The athlete, actor, author and activist has been using his platform to give a voice to male sexual assault survivors since he accused Hollywood executive Adam Venit of groping him at a party in 2016.

Coming forward with the claims, Crews said Tuesday, was “probably one of the hardest things ever.”

“One man’s horseplay is another man’s humiliation,” he said. He added that he hoped his story would help others realize that “anyone anywhere can be victimized ― and no man, woman or child should ever put up with being treated as less than a human being ever. Ever!”

Crews had high praise for the reckonings already forced by the Me Too and Time’s Up movements against sexual harassment and assault.

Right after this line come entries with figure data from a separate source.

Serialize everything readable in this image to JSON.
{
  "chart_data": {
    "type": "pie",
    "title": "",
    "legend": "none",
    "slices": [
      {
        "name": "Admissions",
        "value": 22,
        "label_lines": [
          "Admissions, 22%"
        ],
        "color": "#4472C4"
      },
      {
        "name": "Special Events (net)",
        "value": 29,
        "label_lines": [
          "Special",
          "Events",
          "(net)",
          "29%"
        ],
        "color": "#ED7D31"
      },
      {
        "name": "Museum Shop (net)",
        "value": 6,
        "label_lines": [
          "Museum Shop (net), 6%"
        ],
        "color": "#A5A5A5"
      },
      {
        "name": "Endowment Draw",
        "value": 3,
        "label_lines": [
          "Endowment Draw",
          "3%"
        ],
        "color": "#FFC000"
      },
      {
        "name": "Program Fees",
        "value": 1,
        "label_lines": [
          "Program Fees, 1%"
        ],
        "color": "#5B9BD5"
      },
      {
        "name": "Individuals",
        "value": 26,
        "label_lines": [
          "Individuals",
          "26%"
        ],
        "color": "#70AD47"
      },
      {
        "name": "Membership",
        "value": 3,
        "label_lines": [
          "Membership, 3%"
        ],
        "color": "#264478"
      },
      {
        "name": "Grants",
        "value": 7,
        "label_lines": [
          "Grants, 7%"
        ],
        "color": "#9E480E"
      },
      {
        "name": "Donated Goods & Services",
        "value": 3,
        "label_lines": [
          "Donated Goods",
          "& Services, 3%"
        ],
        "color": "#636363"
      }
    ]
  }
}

“When I look at this movement ... this is the Emancipation Proclamation,” he said, referring to President Abraham Lincoln’s 1863 order proclaiming freedom for slaves.

Coming forward as an assault or abuse survivor, he continued, is “like flying a plane from LA to New York, and you’ve never flown a plane before.”

“You are literally digging tunnels with spoons, trying to get out, like my mother tried to get out,” he said.

Me Too founder Tarana Burke, Goldman Sachs’ co-chairman Paul Parker, and Oliver Wyman managing partner John Romeo also were honored at Tuesday’s event for advocacy work.